4. Graphs in Artificial Intelligence
Knowledge graphs, known as semantic networks, have been used as a
representation for Artificial Intelligence since the early days of
the field. Over the years, semantic networks were evolved into
different representations such as conceptual graphs and description
logics. To capture uncertain knowledge, probabilistic graphical
models were invented.
Orthogonal to the representation of knowledge, a central challenge
in AI is knowledge acquisition bottleneck, ie, how to capture
knowledge into the chosen representation in an economically scalable
manner. Early approaches relied on knowledge engineering. Efforts
to automate portions of knowledge engineering led to techniques such
as inductive learning, and the current generation of machine
learning.
Therefore, it is natural that the knowledge graphs are being used
as a representation of choice for storing the knowledge automatically
learned. There is also an increasing interest to leverage domain
knowledge that is expressed in knowledge graphs to improve machine
learning.
4.1 Graphs as the output of Machine Learning
We will consider how graphs are being used as a target output representation for
natural language processing and computer vision algorithms.
Entity extraction and relation extraction from text are two
fundamental tasks in natural language processing. The extracted
information from multiple portions of the text needs be correlated,
and graphs provide a natural medium to accomplish such a goal. For
example, from the sentence shown on the left, we can extract the
entities Albert Einstein, Germany, Theoretical Physicist, and
Theory of Relativity; and the relations born in, occupation and
developed. Once this snippet of the graph is incorporated
into a larger graph, we get additional links (shown by dotted edges)
such as a Theoretical Physicist is a kind of Physicist
who practices Physics, and that Theory of Relativity is
a branch of Physics.
Albert Einstein was a German-born theoretical
physicist who developed the theory of relativity.
| |
|
|
A holy grail of computer vision is the complete understanding of an
image, that is, creating a model that can name and detect
objects, describe their attributes, and recognize their
relationships.
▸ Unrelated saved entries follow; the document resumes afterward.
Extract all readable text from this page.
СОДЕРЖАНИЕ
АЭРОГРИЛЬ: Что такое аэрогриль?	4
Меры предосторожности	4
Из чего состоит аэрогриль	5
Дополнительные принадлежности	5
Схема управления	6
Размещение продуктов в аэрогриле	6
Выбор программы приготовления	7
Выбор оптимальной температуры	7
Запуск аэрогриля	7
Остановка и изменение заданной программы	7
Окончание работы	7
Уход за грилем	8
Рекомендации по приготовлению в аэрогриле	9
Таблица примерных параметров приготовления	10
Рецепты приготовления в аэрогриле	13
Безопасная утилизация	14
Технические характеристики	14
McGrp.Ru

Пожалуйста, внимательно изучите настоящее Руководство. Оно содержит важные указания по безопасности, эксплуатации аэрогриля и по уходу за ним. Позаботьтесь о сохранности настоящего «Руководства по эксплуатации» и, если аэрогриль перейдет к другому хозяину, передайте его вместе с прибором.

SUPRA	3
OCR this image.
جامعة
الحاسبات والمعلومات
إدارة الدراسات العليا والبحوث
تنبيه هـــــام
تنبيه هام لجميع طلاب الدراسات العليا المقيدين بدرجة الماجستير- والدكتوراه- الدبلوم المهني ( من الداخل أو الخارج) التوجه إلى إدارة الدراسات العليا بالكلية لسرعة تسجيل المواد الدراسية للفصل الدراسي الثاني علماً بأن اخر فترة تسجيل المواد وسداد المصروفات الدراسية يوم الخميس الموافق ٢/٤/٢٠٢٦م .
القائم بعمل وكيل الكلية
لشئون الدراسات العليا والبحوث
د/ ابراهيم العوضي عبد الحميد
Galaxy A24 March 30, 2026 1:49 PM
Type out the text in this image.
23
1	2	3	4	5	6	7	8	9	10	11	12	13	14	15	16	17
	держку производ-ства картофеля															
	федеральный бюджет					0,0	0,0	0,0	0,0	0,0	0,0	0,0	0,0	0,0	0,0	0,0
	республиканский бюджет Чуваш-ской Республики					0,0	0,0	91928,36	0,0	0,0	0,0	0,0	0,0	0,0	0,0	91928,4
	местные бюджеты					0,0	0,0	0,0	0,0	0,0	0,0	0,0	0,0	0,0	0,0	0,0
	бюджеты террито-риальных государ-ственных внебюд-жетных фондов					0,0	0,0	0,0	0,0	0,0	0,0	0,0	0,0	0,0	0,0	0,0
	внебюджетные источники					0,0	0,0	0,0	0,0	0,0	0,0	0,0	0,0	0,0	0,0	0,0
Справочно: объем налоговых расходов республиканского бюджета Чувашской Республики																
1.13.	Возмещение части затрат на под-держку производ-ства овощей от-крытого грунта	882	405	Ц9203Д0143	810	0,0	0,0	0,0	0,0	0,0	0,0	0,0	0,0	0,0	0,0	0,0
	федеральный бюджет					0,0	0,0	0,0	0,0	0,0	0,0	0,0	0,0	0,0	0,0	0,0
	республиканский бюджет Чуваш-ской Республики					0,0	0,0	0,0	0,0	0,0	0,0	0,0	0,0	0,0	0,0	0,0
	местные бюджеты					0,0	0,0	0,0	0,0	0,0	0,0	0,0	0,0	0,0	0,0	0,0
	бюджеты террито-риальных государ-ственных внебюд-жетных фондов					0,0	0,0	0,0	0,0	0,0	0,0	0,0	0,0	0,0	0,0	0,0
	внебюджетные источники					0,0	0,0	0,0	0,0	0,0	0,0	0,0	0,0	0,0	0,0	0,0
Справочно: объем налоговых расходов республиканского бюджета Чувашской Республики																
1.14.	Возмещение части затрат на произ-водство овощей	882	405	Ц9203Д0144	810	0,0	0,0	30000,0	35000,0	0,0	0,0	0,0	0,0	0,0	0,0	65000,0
Understanding scenes would enable important
applications such as image search, question answering, and robotic
interactions. Much progress has been made in recent years towards this
goal, including image classification and object detection.
For example, from the image shown above, an image understanding
system should produce a graph shown to the right. The nodes in the
graph are the outputs of an object detector. Current research in
computer vision focuses on developing techniques that can correctly
infer the relationships between the objects, such as,
man holding a bucket, and horse feeding from the bucket,
etc. The graph shown to the right is an example of a knowledge graph,
and conceptually, it like the data graphs that we introduced
earlier.
4.2 Graphs as input to Machine Learning
Popular deep machine learning models rely on a numerical input
which requires that any symbolic or discrete structures should first
be converted into a numerical representation. Embeddings that
transform a symbolic input into a vector of numbers have emerged as a
representation of choice for input to machine learning models. We
will explain this concept and its relationship to knowledge graphs
by taking the example of word embeddings and
graph embeddings.
Word embeddings were developed for calculating similarity
between words. To understand the word embeddings, we consider the
following set of sentences.
I like knowledge graphs. | |
I like databases. | |
I enjoy running. | |
In the above set of sentences, we will count how often a word appears
next to another word, and record the counts in a matrix shown
below. For example, the word I appears next to the
word like twice, and next to word enjoy once, and
therefore, its counts for these two words are 2 and 1 respectively,
and 0 for every other word. We can calculate the counts for other
words in a similar manner to fill out the table.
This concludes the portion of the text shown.